- September 1, 2020
- Posted by: p mulee
Sharp divisions have rocked churches over the push to amend the Constitution as Deputy President William Ruto plots an anti-referendum showdown.
In contrast with the 2010 constitutional change moment when the church united to campaign against the referendum, religious leaders are currently reading from different hymn sheets.
Their differences are likely to trigger a groundswell of confusion among their followers.
Lawyers and civil society also are split, setting the stage for a political confrontation.
The Catholic Church, the world’s largest Christian church, has already sent signals that it could oppose a plebiscite, saying it could be divisive, expensive and wasteful.
“Any self-serving short-term proposals having the interests of just a few privileged and highly placed individuals must be rejected,” the Kenya Conference of Catholic Bishops said on Sunday.
However, the Anglican Church of Kenya, one of the biggest Protestant churches with a loud voice in the country’s reform agenda, said it was time to amend the Constitution.
Archbishop Jackson ole Sapit told the Star it is time to re-examine the document and improve it.
“There is need to relook at our Constitution, see what has worked for us, isolate particular areas that did not serve us well, look at the areas we have watered down like Chapter Six [on integrity] and tighten it so we have an opportunity of electing leaders who have integrity,” he said.
Sapit said Kenyans should not fear a referendum on grounds it would create acrimony and divisions while it addresses the shortcomings of the 2010 Constitution.
“I think it is high time we evaluate the Constitution and then change [it]. I know the fear of many people for a referendum at this time is the fear of acrimony and division. But already we have elections that always cause divisions in Kenya,” he said.
The National Council of Churches of Kenya has indicated it would support a referendum but warned the process must be “people-focused”.

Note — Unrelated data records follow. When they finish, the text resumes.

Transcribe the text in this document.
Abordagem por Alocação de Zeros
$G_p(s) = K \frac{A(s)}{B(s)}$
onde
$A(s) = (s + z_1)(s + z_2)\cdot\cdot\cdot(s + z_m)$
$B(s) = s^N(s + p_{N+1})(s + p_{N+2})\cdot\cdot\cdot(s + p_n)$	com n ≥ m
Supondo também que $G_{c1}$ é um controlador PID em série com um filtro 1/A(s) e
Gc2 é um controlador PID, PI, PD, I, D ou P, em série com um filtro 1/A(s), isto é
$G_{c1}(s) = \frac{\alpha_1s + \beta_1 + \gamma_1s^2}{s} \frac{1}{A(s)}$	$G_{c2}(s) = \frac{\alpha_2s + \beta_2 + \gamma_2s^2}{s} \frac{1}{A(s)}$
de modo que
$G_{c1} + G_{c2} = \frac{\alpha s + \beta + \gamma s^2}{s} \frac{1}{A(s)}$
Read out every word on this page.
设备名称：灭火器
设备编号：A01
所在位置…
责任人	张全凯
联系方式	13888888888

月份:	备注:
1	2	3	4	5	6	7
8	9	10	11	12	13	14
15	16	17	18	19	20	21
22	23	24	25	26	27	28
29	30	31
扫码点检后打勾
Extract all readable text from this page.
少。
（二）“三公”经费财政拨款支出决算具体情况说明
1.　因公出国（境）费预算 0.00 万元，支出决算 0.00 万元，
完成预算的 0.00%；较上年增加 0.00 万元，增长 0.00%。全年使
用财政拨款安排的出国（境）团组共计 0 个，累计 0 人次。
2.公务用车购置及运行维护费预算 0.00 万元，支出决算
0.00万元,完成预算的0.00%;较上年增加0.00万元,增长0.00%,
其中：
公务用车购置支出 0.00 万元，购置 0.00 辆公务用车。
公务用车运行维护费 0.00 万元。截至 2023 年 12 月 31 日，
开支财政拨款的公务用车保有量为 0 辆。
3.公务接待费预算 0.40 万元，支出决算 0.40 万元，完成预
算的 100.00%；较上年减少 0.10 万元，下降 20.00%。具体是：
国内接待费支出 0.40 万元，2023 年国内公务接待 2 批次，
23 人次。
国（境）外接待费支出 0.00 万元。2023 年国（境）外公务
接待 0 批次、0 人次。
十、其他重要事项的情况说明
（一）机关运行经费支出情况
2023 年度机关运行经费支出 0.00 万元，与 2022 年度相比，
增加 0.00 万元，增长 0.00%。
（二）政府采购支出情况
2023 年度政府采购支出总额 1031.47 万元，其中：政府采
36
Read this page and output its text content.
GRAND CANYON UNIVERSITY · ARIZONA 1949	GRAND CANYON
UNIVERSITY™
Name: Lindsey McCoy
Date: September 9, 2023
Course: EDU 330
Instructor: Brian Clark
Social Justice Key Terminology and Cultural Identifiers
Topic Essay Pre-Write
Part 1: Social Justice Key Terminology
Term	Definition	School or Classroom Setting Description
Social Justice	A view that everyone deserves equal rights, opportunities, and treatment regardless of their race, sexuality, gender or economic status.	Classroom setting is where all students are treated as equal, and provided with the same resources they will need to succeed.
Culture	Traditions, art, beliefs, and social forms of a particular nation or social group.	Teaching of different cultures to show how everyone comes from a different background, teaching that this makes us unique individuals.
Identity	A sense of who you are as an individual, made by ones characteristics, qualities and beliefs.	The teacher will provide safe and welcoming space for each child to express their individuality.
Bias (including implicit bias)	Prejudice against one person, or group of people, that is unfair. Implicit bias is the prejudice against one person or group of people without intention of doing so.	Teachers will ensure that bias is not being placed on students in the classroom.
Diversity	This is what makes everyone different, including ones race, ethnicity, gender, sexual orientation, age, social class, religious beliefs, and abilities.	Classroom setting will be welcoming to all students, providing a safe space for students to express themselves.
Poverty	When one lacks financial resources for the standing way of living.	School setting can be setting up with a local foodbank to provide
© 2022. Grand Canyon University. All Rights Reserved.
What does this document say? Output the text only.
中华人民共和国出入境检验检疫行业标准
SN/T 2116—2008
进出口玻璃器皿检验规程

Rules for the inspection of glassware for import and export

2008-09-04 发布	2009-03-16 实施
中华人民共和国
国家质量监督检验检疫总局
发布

The umbrella Protestant churches organisation said in a statement the country should hold a referendum that will bring Kenyans together. Its statement was signed by chairperson Archbishop Timothy Ndambuki and general secretary Canon Chris Kinyanjui.
“We urge the Constitution review process be formalised, structured and anchored in law. Adequate civic education should be provided so Kenyans across the country understand the referendum questions and make informed choices,” the statement said.
The NCCK wants a referendum to create an inclusive system of government and a vibrant and dignified opposition to hold the government to account.
Bishop Mark Kariuki, head of Deliverance Church of Kenya and former chairman of the Evangelical Alliance of Kenya, warned against the clamour to expand the Executive, saying it would be rejected.
“We talked about bloated government, now they even want to make it even larger. How is that going to benefit Wanjiku?” he asked.
He went on, “If those issues are not articulated, then the church would have no alternative but to say ‘No’.”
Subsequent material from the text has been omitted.